For several hours Friday morning, police blocked access to the home in Mesquite. Investigators wearing Bureau of Alcohol, Tobacco, Firearms and Explosives vests carried out several bags of material.
Just before noon, officers reopened the street. No one answered a knock on the door.
Nearby, friend Israel Cooper said Johnson went by "Xavier,' his middle name. Cooper said Johnson had a "cool vibe, wasn't really political and seemed educated.
Cooper said he and Johnson played basketball at a park near the Johnson home. "He would be out there for eight hours. Like it was his job. Just hoopin'," said Cooper.

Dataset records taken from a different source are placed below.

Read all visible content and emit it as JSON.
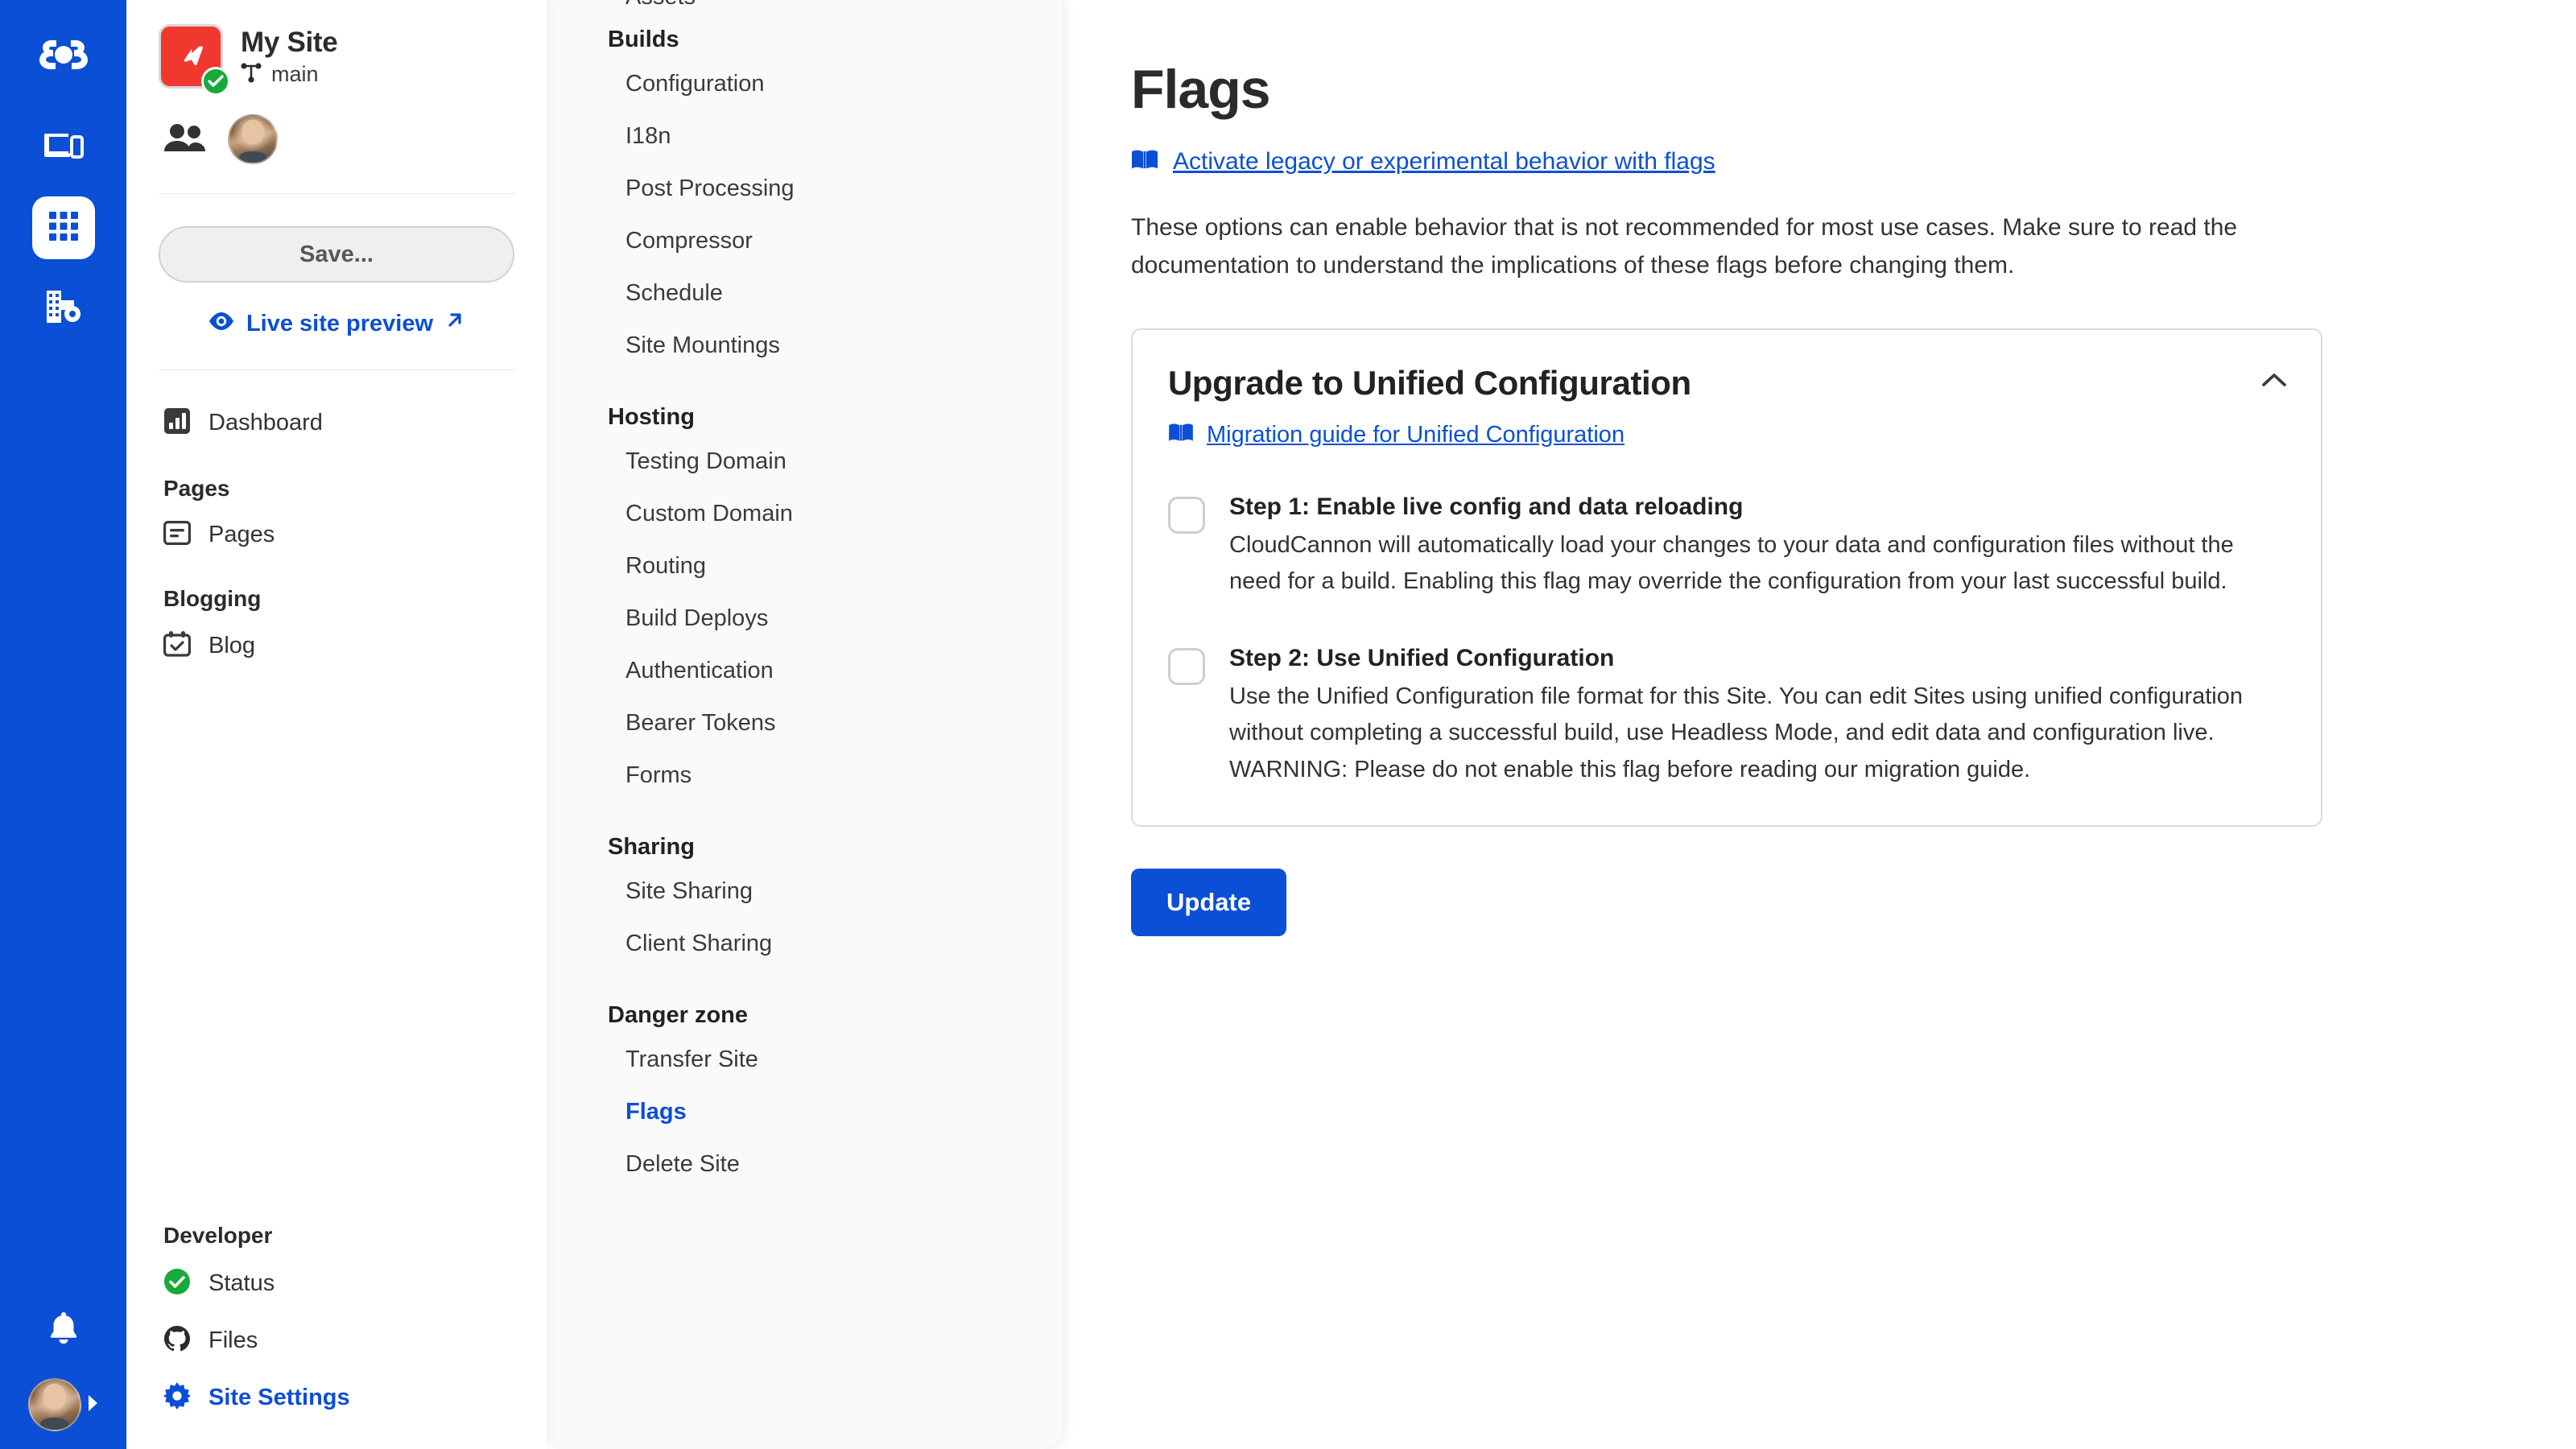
{
  "rail": {
    "logo_icon": "cloudcannon-logo-icon",
    "items": [
      {
        "icon": "devices-icon",
        "name": "devices",
        "active": false
      },
      {
        "icon": "apps-grid-icon",
        "name": "apps",
        "active": true
      },
      {
        "icon": "organisation-settings-icon",
        "name": "organisation-settings",
        "active": false
      }
    ],
    "bell_icon": "bell-icon",
    "avatar_label": "user-avatar",
    "caret_icon": "caret-right-icon"
  },
  "site": {
    "name": "My Site",
    "branch": "main",
    "branch_icon": "branch-icon",
    "status_icon": "check-circle-icon",
    "logo_icon": "site-cursor-icon",
    "collaborators_icon": "people-icon"
  },
  "actions": {
    "save_label": "Save...",
    "live_preview_label": "Live site preview",
    "eye_icon": "eye-icon",
    "external_icon": "external-link-arrow-icon"
  },
  "nav": {
    "dashboard": {
      "label": "Dashboard",
      "icon": "dashboard-icon"
    },
    "groups": [
      {
        "title": "Pages",
        "items": [
          {
            "label": "Pages",
            "icon": "pages-icon"
          }
        ]
      },
      {
        "title": "Blogging",
        "items": [
          {
            "label": "Blog",
            "icon": "calendar-check-icon"
          }
        ]
      }
    ],
    "developer": {
      "title": "Developer",
      "items": [
        {
          "label": "Status",
          "icon": "status-ok-icon",
          "current": false
        },
        {
          "label": "Files",
          "icon": "github-icon",
          "current": false
        },
        {
          "label": "Site Settings",
          "icon": "gear-icon",
          "current": true
        }
      ]
    }
  },
  "settings_nav": {
    "cut_off_item": "Assets",
    "groups": [
      {
        "title": "Builds",
        "items": [
          "Configuration",
          "I18n",
          "Post Processing",
          "Compressor",
          "Schedule",
          "Site Mountings"
        ]
      },
      {
        "title": "Hosting",
        "items": [
          "Testing Domain",
          "Custom Domain",
          "Routing",
          "Build Deploys",
          "Authentication",
          "Bearer Tokens",
          "Forms"
        ]
      },
      {
        "title": "Sharing",
        "items": [
          "Site Sharing",
          "Client Sharing"
        ]
      },
      {
        "title": "Danger zone",
        "items": [
          "Transfer Site",
          "Flags",
          "Delete Site"
        ],
        "active": "Flags"
      }
    ]
  },
  "main": {
    "title": "Flags",
    "doc_link": "Activate legacy or experimental behavior with flags",
    "doc_icon": "book-icon",
    "intro": "These options can enable behavior that is not recommended for most use cases. Make sure to read the documentation to understand the implications of these flags before changing them.",
    "card": {
      "title": "Upgrade to Unified Configuration",
      "link": "Migration guide for Unified Configuration",
      "link_icon": "book-icon",
      "collapse_icon": "chevron-up-icon",
      "steps": [
        {
          "title": "Step 1: Enable live config and data reloading",
          "description": "CloudCannon will automatically load your changes to your data and configuration files without the need for a build. Enabling this flag may override the configuration from your last successful build.",
          "checked": false
        },
        {
          "title": "Step 2: Use Unified Configuration",
          "description": "Use the Unified Configuration file format for this Site. You can edit Sites using unified configuration without completing a successful build, use Headless Mode, and edit data and configuration live. WARNING: Please do not enable this flag before reading our migration guide.",
          "checked": false
        }
      ]
    },
    "update_label": "Update"
  },
  "colors": {
    "brand_blue": "#0B4FD6",
    "site_logo_red": "#F0382F",
    "status_green": "#17A93A",
    "text_dark": "#2b2b2b",
    "panel_bg": "#fafafa"
  }
}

Cooper said that when he heard the suspect was Johnson, he "was in disbelief because he's just not like a violent or rough dude."
"So I was, 'Nah, it's probably another Xavier somewhere, you know,' " Cooper said. "But then, with pictures on the internet and stuff, I'm like 'OK.' "
Cooper added: "It's the quiet ones that just do the most devastating stuff. You never see it coming. But then it's more expected, like 'I should have known.'"
Weiss reported from Greenville, South Carolina. AP National Security Writer Robert Burns reported from Washington, D.C., Hannah Cushman from Chicago. AP researchers Rhonda Shafner and Randy Herschaft also contributed to this report.
This story has been corrected to reflect the name of the group is Nation of Islam, not National of Islam.